Information and communications technology (ICT) is already an integral part of nearly all business processes of an energy supply company. While this has many advantages, the growing dependence on ICT systems also entails a higher security risk for companies. ICT systems of energy suppliers are increasingly becoming the targets of cyber attacks.
Our certified IT security experts will be pleased to assist you in all matters of information and IT security to help you increase this security within your company. Our services related to information and IT security include:
- Raising awareness amongst your employees in regard to information security
One of the core objectives of a functioning information security system is to ensure a high level of cyber security awareness among your employees, as they can be a critical weak link for malware to enter a corporate network. Together with our clients, we therefore develop customised training concepts to account for their special security requirements.
- Network security assessment for automation and network control technology
For a period of 14 days, our technical security assessment for automation and network control technology surveys the communication patterns in your process network. Our network experts analyse all available devices in the process (or office) network in terms of security gaps and misconfigurations. Our experts also identify technical errors through an industrial anomaly detection performing a deep packet inspection.

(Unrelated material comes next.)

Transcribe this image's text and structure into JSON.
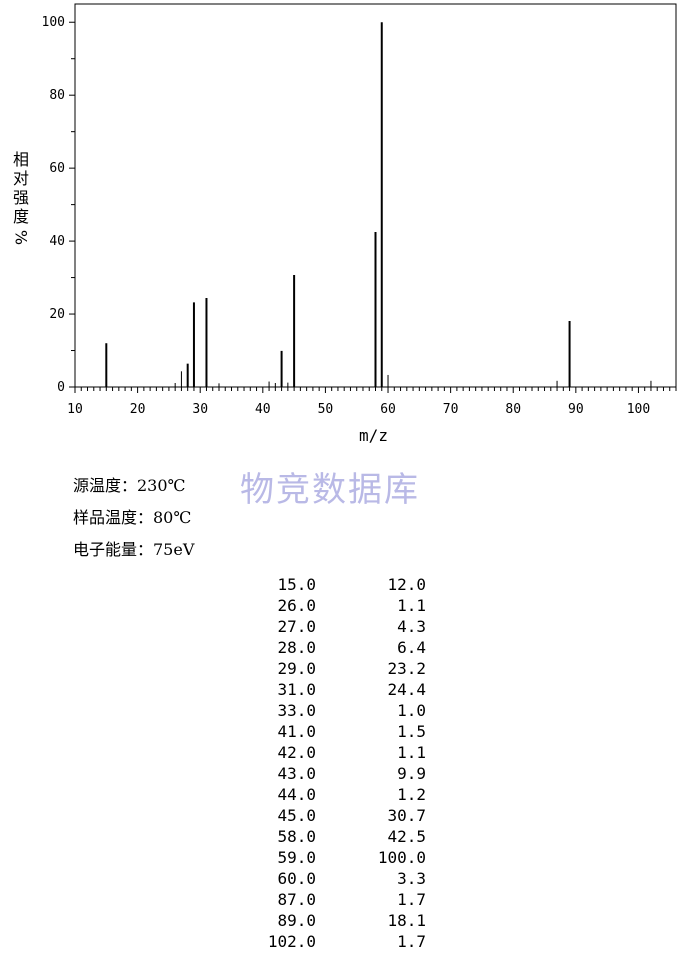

Our assessment is rounded off by a workshop in which we jointly evaluate the results on the basis of our final report and show you specific options for action.
- ISMS readiness assessment
The IT security assessment provides you with a first overview of the IT security level within your company. We evaluate and assess your ICT systems, processes and the existing documentation. The results enable a company to realistically assess the effort and resources necessary to implement an ISMS and show efficient ways to increase information security through fairly simple measures.
- Implementation of information security systems pursuant to ISO/IEC 27001/27019 and the IT security catalogue (IT-Sicherheitskatalog) of the Federal Office for Information Security (BSI)
The implementation of an ISMS not only concerns the information technology of a company but also requires the involvement of different departments of a company. Based on our many years of experience in the energy sector and industry, we are able to support you throughout the ISMS implementation process, from the design phase to the certification of your ISMS.
- Integration and harmonisation of an ISMS with existing management systems
Together with our lawyers and public auditors, we seamlessly integrate the ISMS into your existing risk and compliance management systems. This way, you can avoid additional costs and effort and ensure efficient management processes.